L'épisode de la harangue et de la procession de Grégoire le Grand est heureusement complété par une anecdote rapportée par Giacomo da Varazze (1228-1298) dans sa Légende dorée, une compilation hagiographique de vies édifiantes de saints chrétiens, qu'ils soient antiques ou contemporains.

La peste ne désarmant pas, le nouveau pape Grégoire ordonne une deuxième procession : elle se conclut cette fois par un miracle qui donne sa nouvelle appellation à l'ancien mausolée paien d'Hadrien à Rome, devenu le château Saint-Ange.

On admirera à ce sujet la superbe enluminure des frères de Limbourg illustrant le fameux manuscrit des Riches Heures du duc de Berry au début du XVe siècle.

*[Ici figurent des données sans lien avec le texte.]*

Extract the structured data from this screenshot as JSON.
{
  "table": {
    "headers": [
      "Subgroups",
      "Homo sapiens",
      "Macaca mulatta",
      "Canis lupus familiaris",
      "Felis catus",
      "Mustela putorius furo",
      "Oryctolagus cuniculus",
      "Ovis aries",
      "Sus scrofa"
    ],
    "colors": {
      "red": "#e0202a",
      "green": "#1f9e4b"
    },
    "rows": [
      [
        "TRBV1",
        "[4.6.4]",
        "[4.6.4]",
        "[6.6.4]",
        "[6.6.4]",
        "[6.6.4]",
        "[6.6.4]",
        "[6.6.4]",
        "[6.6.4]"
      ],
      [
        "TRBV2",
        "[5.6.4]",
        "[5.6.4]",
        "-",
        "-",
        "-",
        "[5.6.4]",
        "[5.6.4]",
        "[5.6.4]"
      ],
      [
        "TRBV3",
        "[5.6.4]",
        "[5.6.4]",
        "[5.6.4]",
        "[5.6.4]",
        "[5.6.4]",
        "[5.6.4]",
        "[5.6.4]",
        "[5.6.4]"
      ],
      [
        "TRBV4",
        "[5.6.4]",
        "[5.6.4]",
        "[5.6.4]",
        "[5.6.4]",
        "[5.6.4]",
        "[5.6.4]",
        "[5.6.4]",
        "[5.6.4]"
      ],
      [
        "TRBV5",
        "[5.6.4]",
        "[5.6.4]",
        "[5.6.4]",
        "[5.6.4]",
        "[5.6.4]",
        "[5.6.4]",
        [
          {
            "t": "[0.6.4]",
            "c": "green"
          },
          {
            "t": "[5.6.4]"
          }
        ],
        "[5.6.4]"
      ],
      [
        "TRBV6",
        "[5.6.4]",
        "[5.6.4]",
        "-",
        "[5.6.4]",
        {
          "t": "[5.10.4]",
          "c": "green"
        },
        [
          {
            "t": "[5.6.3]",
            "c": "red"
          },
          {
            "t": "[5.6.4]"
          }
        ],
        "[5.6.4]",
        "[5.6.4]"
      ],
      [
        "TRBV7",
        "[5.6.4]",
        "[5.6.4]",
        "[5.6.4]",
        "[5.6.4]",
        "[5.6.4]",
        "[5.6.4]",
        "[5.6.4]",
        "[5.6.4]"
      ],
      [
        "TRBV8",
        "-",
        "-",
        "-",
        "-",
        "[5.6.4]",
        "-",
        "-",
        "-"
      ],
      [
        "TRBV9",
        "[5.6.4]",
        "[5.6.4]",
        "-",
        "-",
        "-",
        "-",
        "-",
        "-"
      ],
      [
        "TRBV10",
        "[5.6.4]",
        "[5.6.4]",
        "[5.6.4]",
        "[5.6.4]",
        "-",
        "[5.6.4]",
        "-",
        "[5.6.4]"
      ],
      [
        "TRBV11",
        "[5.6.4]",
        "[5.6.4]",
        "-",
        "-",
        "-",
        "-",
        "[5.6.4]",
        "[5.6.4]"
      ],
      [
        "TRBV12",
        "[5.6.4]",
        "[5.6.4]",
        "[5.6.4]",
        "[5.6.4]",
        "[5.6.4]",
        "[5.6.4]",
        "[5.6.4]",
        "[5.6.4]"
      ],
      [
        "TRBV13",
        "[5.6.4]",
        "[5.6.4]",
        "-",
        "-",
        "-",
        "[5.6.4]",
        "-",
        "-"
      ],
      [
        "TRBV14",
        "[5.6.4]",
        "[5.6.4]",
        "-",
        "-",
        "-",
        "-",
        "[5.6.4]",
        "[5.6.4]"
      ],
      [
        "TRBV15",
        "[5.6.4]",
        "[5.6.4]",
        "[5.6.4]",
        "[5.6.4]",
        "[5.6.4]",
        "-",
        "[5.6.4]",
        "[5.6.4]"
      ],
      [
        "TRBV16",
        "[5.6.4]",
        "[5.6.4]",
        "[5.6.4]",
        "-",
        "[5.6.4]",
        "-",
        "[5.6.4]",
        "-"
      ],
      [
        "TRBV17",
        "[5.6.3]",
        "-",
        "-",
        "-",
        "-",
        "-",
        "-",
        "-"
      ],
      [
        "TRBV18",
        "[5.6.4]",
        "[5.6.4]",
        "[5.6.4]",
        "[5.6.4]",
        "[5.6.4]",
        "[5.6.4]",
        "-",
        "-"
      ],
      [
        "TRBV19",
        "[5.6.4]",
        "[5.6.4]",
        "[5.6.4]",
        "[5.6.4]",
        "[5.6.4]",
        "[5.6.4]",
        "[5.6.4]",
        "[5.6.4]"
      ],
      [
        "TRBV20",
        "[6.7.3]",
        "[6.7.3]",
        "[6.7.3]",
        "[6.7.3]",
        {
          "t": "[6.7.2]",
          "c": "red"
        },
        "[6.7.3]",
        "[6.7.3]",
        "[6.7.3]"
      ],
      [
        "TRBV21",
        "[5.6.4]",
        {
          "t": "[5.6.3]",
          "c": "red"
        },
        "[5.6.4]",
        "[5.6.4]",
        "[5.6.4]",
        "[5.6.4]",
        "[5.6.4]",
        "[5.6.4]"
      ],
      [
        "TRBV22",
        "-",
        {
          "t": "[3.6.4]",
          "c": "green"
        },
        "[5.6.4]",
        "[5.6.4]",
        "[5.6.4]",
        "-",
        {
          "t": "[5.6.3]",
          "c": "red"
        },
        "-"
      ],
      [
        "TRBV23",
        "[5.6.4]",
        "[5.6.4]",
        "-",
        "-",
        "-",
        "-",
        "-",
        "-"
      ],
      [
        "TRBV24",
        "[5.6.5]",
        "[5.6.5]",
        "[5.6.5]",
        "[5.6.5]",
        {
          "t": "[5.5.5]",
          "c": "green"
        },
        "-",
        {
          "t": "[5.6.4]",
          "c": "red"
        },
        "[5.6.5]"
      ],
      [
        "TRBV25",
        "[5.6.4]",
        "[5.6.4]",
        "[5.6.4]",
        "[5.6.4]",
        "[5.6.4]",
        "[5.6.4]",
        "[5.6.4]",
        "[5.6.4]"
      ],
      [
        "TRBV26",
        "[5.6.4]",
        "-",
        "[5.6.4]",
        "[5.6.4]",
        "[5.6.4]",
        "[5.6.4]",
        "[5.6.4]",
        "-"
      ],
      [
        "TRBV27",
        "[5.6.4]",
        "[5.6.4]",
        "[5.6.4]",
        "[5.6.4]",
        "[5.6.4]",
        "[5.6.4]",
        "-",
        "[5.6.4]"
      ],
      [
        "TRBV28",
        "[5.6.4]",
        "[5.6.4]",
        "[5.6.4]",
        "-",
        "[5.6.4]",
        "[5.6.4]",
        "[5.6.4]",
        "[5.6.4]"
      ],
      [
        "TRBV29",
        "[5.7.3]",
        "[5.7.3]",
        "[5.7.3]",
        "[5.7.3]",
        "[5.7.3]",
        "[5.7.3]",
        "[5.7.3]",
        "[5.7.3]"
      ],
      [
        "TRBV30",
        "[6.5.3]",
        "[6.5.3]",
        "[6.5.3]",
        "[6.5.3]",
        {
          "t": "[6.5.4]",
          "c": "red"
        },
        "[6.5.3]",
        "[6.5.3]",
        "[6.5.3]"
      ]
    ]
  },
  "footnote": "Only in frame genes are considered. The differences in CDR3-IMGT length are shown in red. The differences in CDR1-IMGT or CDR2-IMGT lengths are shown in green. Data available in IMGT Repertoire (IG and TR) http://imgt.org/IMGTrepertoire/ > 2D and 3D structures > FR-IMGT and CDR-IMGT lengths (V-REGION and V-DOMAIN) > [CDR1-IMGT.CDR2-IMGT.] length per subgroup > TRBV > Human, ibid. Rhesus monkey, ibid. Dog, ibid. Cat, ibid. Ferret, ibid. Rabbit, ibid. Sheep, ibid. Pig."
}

IV. Le Tibre, étant sorti de son lit, avait grossi d’une façon si démesurée qu’il avait coulé jusque par-dessus les murs de Rome, et avait renversé plusieurs maisons. Puis, quand l’inondation avait pris fin, une foule de serpents, dragons, et autres monstres, apportés par les flots et laissés par eux, avaient corrompu l’air de leur pourriture, et ainsi s’était produite une peste si meurtrière que l’on croyait voir des flèches tombant du ciel et tuant les Romains. La première victime de cette peste fut le pape Pelage ; après quoi, le mal prit une telle extension que, par la mort des habitants, il vida un très grand nombre des maisons de Rome. Mais comme l’Église de Dieu ne pouvait rester sans chef, le peuple entier élut pour pape Grégoire, bien que celui-ci s’en défendît de toutes ses forces.

Le jour où il devait être consacré, il parla au peuple, organisa une procession et des litanies, et exhorta les fidèles à prier Dieu avec plus de ferveur. Et pendant que le peuple, rassemblé autour de lui, priait, la peste fit périr, en moins d’une heure, quatre-vingt-dix personnes, parmi les auditeurs ; mais Grégoire n’en continua pas moins à prêcher, exhortant le peuple à ne se relâcher de sa prière que quand la peste aurait disparu. Puis, la procession achevée, il voulut s’enfuir de Rome, pour empêcher qu’on le consacrât comme pape. Mais il ne le put, car les portes étaient gardées jour et nuit afin qu’il ne pût sortir. Il obtint enfin de certains marchands d’être transporté hors de la ville dans un tonneau ; et, se réfugiant dans une caverne, au fond des bois, il y resta caché pendant trois jours. Mais les hommes envoyés à sa recherche aperçurent une colonne lumineuse qui descendait du ciel jusque sur l’endroit où il était caché ; et un moine reconnut, dans cette colonne, des anges qui montaient et descendaient. Aussitôt Grégoire fut pris et traîné à Rome par le peuple tout entier, et consacré en qualité de souverain pontife.

La peste continuant à sévir, il ordonna que, le jour de Pâques, on promenât en procession, autour de la ville, l’image de la sainte Vierge que possède l’église de Sainte-Marie Majeure, et qui fut peinte, dit-on, par saint Luc, aussi habile dans l’art de la peinture que dans celui de la médecine. Et aussitôt l’image sacrée dissipa l’infection de l’air, comme si la peste ne pouvait supporter sa présence ; partout où passait l’image, l’air devenait pur et vivifiant. Et l’on raconte que, autour de l’image, la voix des anges se fit entendre, chantant : « Reine des cieux, réjouis-toi, alléluia, carton divin fils est ressuscité, alléluia, comme il l’a dit, alléluia. » Et aussitôt saint Grégoire ajouta : « Mère de Dieu, priez pour nous, alléluia ! » Alors il vit, au-dessus de la forteresse de Crescence, un grand ange qui essuyait et remettait au fourreau un glaive ensanglanté ; et le saint comprit que la peste était finie ; et en effet elle l’était. Et depuis lors cette forteresse prit le nom de Fort-Saint-Ange.